CAPE GIRARDEAU, Mo. — Federal prosecutors say an additional charge given to a Missouri man who killed his wife wasn’t prompted by a manuscript the inmate allegedly wrote in prison.
Documents filed in court this week show the charge in May 2016 instead was driven by Cape Girardeau officials’ dissatisfaction with the 20-year prison term James Clay Waller received as part of a plea deal in 2013, when he revealed where he buried his wife, Jacque Sue Waller, who’d been missing for two years.

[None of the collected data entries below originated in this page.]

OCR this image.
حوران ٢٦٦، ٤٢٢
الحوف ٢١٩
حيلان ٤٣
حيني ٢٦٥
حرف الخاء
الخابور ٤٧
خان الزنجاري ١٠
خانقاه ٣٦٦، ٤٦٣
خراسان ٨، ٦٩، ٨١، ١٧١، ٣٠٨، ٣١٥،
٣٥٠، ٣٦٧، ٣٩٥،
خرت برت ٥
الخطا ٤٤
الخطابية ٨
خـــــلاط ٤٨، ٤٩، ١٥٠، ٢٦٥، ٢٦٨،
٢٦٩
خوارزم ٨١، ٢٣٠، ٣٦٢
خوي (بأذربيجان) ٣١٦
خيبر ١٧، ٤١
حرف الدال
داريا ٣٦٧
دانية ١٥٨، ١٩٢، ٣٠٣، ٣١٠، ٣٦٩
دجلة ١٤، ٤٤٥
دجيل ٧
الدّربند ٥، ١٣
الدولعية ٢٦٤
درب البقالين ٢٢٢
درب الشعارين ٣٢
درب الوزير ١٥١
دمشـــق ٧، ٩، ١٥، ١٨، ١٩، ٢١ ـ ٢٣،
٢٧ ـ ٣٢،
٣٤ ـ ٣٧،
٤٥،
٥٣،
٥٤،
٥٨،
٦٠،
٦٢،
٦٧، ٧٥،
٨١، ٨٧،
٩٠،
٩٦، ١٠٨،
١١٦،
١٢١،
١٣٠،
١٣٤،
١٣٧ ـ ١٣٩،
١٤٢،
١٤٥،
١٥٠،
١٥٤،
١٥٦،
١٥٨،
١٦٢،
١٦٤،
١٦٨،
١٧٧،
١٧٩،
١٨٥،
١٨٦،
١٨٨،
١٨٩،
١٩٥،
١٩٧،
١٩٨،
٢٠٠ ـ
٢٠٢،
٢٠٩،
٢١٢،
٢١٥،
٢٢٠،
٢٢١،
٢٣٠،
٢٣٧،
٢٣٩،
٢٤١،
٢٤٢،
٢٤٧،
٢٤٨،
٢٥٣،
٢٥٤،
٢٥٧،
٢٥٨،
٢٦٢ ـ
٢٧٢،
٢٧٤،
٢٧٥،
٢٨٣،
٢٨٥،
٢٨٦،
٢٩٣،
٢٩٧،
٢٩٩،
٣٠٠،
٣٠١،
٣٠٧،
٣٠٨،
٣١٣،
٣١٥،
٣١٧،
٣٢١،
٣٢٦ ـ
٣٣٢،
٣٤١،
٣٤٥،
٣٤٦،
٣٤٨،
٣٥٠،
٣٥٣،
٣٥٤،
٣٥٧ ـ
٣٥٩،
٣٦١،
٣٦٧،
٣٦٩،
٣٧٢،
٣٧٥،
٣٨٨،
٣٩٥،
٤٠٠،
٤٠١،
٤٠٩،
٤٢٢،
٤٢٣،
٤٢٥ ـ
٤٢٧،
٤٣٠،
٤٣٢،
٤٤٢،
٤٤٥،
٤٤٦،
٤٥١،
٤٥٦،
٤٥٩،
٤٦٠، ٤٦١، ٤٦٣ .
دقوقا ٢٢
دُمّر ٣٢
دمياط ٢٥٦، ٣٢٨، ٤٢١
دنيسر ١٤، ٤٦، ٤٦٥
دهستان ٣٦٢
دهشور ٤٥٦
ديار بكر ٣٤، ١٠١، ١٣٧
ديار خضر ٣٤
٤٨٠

Prosecutors wrote the interstate domestic violence charge was given to “protect the citizens from a dangerous, sociopathic and narcissistic murderer,” the St. Louis Post-Dispatch reported.
Waller’s lawyer, John Lynch, said last month that the discovery of the 182-page manuscript prompted prosecutors to try giving Waller more time for the same crime.
Lynch said that while the actual author was someone else and that the manuscript was “in bad taste (perhaps an understatement),” he said prosecution for it would be a violation of Waller’s free speech rights. Assistant U.S. Attorney Larry Ferrell responded Monday saying that Waller was warned his guilty plea doesn’t prevent a federal charge or a charge in Illinois, where his wife’s body was found.
Ferrell’s response also included new details about the case as well as copies of the manuscript and Waller’s confessions to fellow inmates. He said he’s seeking to use that evidence against Waller.
In the manuscript, Waller said that his love for his children and his unwillingness to separate from them through divorce was what drove him to murder his wife. He alleges he strangled his wife at his home before burying her.
Ferrell said that it’s unclear how much of the manuscript’s content is true. He said Waller’s description of the murder in the manuscript, and in his 2013 guilty plea, contradict the autopsy.
Waller’s additional charge could lead to a life term and prevent him from profiting from any book.